Every Nightmare On Elm Street Film Ranked Worst To Best
6. A Nightmare On Elm Street 4: The Dream Master
1988's fourth Nightmare on Elm Street movie was the biggest in every key sense: it had the highest budget, and became the most commercially successful of the series up to that point. It remains an entertaining entry, with strong visuals and energetic direction from future action master Renny Harlin. However, it's almost certainly the corniest Nightmare, and the point at which Freddy's reliance on wisecracks went over the line.
For fans of the preceding film, The Dream Master is infuriating from the start. First off, it recasts Patricia Arquette's Kristen with the less charismatic Tuesday Knight (yes, that's really her name: she also sings theme song Nightmare), and then - spoiler alert - it quickly kills her off along with other surviving Dream Warriors in the first act.
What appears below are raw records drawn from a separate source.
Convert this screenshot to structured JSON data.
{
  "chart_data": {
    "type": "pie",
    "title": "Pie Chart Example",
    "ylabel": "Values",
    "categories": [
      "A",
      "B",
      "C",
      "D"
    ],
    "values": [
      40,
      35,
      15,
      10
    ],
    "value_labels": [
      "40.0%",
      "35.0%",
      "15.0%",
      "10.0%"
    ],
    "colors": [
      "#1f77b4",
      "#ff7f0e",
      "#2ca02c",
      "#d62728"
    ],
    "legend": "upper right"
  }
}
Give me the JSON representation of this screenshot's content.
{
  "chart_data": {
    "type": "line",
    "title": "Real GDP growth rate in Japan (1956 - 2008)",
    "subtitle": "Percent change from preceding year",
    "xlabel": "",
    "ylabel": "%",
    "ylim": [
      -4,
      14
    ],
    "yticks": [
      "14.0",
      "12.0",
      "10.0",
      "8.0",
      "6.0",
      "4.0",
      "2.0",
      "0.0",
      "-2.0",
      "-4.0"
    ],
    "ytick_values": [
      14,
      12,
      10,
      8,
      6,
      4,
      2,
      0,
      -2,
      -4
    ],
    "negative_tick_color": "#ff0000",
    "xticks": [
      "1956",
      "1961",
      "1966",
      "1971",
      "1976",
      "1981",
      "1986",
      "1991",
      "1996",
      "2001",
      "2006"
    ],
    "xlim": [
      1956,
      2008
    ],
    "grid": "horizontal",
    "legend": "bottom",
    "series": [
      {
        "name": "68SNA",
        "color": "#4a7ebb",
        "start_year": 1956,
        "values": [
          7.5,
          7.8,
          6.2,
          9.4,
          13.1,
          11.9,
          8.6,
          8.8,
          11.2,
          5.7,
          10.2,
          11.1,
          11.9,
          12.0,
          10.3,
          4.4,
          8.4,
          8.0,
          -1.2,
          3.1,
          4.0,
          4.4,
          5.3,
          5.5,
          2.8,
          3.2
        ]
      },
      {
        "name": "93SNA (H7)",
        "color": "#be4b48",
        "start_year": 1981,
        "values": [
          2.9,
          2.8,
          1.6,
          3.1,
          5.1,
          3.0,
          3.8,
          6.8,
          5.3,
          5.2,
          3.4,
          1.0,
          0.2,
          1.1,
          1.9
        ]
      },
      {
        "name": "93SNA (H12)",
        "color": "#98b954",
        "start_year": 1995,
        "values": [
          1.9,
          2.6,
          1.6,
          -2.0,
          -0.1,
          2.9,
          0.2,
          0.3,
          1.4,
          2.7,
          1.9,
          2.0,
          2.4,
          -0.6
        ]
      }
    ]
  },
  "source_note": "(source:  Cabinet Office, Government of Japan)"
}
For those who grew to care for those characters in that superior sequel, this inevitably feels like a betrayal.
Worse yet, the new ensemble introduced in their stead are the least likeable bunch of victims-in-waiting lined up for Freddy up to that point (although, in fairness, the sequels that followed would give them a run for their money there), and Lisa Wilcox just doesn't have the charisma to be Freddy's supposed nemesis.
Given that the teen ensemble includes a big-haired fitness fanatic in spandex and a headband-wearing karate enthusiast, it's the most unequivocally 80s ensemble of the series; indeed, this film is the one that wears the era on its sleeve most blatantly, the power ballad-heavy soundtrack being a key factor there.